- Leader: John Hargrave
- Founded: 1932
- Dissolved: 1951
- Preceded by: Kibbo Kift
- Succeeded by: Social Credit Political League
- Newspaper: Attack
- Paramilitary wing: Green Shirts
- Ideology: Social Credit Agrarianism
- Political position: Syncretic
- Colours: Green and White

= Social Credit Party of Great Britain and Northern Ireland =

The Social Credit Party of Great Britain and Northern Ireland was a political party in the United Kingdom. It grew out of the Kibbo Kift, which was established in 1920 as a more craft-based alternative for youth to the Boy Scouts.

==Development==
The organisation was led by John Hargrave, who gradually turned the movement into a paramilitary movement for social credit. With its supporters wearing a political uniform of green shirts, in 1932 it became known as the Green Shirt Movement for Social Credit and in 1935 it took its final name, the Social Credit Party. At this point C. H. Douglas, the originator of Social Credit and the ideological leader of the group, disavowed the Greenshirts as he did not support the establishment of a political party based on his ideas. The party published the newspaper Attack and was linked to a small number of incidents in which green-painted bricks were thrown through windows, including at 11 Downing Street, the official residence of the Chancellor of the Exchequer. The leadership stated that they had formed the party after a series of independent candidates, espousing various forms of Social Credit, had sought election and they feared that this proliferation of interpretations could lead to the ideological message being confused and weakened.

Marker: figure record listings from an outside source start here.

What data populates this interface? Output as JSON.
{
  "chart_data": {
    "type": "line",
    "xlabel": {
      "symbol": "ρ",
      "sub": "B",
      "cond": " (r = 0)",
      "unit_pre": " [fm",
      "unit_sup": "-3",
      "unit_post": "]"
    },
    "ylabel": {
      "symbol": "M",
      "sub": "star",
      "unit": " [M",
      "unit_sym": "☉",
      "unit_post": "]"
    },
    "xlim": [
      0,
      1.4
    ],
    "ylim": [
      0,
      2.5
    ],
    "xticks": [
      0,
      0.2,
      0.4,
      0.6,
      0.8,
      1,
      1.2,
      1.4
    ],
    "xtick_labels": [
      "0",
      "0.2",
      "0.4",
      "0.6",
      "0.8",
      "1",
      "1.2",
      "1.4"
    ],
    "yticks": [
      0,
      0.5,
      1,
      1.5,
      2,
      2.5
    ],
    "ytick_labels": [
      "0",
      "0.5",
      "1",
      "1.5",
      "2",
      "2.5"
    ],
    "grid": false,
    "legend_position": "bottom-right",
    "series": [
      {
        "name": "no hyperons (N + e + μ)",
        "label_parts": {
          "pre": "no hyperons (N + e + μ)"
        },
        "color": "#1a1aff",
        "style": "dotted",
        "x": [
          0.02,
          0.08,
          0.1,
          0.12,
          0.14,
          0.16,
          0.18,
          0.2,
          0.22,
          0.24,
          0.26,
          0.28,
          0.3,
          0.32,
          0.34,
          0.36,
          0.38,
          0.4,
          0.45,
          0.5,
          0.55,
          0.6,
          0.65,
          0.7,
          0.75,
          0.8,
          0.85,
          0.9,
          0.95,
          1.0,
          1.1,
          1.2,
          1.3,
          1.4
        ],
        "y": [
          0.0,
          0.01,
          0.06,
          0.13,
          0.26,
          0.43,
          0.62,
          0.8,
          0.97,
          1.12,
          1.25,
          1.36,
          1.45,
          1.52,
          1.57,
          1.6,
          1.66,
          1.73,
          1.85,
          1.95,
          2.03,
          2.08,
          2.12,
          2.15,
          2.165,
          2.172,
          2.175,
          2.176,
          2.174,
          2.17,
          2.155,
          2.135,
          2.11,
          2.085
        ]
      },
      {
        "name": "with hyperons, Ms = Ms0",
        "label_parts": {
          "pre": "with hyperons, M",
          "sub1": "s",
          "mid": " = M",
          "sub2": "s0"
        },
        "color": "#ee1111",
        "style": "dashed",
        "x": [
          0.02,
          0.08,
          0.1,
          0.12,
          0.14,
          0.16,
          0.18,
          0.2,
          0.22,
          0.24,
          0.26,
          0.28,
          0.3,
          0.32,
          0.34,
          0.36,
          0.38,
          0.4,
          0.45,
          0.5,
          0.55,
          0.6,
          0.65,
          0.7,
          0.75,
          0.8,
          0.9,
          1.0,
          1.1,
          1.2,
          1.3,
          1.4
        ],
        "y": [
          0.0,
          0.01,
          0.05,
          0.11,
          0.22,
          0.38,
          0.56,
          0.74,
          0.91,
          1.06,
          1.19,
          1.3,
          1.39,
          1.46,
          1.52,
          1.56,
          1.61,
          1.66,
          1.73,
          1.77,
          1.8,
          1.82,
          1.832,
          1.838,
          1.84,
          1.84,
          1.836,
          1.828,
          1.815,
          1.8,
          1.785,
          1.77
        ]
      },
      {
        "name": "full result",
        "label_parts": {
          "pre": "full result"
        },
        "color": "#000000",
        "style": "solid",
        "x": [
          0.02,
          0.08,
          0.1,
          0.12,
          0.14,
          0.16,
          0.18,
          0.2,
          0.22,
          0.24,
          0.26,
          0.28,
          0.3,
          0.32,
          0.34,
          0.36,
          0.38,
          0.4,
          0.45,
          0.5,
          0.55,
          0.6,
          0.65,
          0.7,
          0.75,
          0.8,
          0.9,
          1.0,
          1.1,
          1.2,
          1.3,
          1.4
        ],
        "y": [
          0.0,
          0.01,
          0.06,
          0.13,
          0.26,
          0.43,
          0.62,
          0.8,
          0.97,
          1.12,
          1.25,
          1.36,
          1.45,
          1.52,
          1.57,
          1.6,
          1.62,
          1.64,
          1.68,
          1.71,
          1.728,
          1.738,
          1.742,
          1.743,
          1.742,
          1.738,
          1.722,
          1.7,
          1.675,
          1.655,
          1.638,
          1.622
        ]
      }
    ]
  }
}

The party stood a single candidate in the 1935 general election, Wilfred Townend, who polled 11% of the vote in Leeds South. Despite this lack of success, Hargrave was invited by William Aberhart to take an advisory post in the Government of the Province of Alberta, Canada, that had been formed by the Social Credit Party of Alberta. There were an additional two Independent candidates who stood advocating a National Dividend; Reginald Kenney in Bradford North and H.C. Bell in Birmingham Erdington.

The party began to decline when political uniforms were banned by the Public Order Act 1936. Its activities were curtailed during World War II, and attempts to rebuild afterwards around a campaign against bread rationing had little success. Hargrave stood again in the 1950 general election, but after he gained only 551 votes, the party disbanded itself in 1951.

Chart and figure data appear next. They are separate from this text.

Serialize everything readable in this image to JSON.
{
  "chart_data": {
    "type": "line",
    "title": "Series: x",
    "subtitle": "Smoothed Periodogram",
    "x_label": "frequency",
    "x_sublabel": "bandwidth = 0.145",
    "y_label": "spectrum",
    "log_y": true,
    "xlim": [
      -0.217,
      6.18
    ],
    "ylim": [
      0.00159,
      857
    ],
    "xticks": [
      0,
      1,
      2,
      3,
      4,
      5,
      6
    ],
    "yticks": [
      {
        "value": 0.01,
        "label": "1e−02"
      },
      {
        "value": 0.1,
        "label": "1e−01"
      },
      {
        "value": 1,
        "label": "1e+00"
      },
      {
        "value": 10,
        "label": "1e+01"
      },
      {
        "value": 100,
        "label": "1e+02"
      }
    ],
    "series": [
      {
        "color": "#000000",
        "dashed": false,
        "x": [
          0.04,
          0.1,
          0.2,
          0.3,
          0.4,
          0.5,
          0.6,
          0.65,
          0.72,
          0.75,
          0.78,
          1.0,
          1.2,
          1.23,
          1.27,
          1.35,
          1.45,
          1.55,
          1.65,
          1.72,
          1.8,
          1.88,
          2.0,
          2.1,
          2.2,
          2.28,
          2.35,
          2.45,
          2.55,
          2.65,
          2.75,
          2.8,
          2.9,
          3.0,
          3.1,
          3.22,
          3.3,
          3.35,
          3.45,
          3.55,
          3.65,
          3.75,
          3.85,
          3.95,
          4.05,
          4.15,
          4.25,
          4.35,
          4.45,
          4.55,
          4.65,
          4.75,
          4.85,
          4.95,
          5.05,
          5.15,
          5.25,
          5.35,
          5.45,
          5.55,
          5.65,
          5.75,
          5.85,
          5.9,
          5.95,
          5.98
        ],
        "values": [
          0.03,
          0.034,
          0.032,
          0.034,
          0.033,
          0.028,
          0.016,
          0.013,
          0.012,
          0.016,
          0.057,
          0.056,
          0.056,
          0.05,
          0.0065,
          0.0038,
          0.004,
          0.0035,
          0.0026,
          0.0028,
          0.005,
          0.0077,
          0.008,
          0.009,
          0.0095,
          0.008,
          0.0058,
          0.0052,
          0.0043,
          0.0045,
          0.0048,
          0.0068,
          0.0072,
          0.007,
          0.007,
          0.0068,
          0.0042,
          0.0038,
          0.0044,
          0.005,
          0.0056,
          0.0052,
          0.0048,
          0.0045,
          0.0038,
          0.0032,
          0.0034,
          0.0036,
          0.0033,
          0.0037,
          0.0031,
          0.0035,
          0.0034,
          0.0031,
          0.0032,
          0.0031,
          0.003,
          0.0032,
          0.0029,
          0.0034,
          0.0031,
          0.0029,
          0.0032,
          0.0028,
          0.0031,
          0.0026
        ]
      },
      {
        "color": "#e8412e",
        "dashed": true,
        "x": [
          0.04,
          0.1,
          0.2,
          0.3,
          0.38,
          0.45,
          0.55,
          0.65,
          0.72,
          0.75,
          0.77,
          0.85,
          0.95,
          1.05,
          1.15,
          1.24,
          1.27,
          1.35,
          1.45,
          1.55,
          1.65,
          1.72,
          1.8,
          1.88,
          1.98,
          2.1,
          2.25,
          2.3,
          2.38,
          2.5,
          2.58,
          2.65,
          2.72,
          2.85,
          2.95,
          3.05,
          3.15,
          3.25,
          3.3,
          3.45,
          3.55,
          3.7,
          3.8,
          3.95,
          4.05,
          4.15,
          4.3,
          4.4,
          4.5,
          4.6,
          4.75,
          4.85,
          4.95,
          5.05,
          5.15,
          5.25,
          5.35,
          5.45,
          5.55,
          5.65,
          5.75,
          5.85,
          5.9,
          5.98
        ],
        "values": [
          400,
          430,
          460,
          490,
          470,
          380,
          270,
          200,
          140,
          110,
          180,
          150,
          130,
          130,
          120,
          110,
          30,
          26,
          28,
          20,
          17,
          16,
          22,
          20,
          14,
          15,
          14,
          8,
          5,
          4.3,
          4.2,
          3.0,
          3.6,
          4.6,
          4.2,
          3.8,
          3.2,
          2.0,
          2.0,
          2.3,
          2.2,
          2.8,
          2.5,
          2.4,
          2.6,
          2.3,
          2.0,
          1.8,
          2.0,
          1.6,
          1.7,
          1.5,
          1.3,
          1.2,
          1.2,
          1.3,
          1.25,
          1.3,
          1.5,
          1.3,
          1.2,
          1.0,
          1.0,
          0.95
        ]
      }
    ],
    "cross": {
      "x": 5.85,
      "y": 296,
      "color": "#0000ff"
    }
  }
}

In 1976, C. J. Hunt, treasurer of the Social Credit Political League, formed a new party under the old name. This short-lived group was based in Bradford, West Yorkshire, where it was active in local politics.

==Monetary reform supporters==
Notable supporters of Social Credit or "monetary reform" in Britain in the 1920s and 1930s included aircraft manufacturer A. V. Roe, scientist Frederick Soddy, author Henry Williamson, military historian J. F. C. Fuller and Sir Oswald Mosley, in 1928-30 a member of the Labour Government but later the leader of the British Union of Fascists. Rolf Gardiner had published articles by both Hargrave and Douglas in his journal Youth although this was during the 1920s and he had no formal links to the Social Credit Party.

In the early part of its existence Lord Tavistock had been loosely associated with the party although he would later lend his support to the British People's Party, as a result of which that group espoused elements of Social Credit.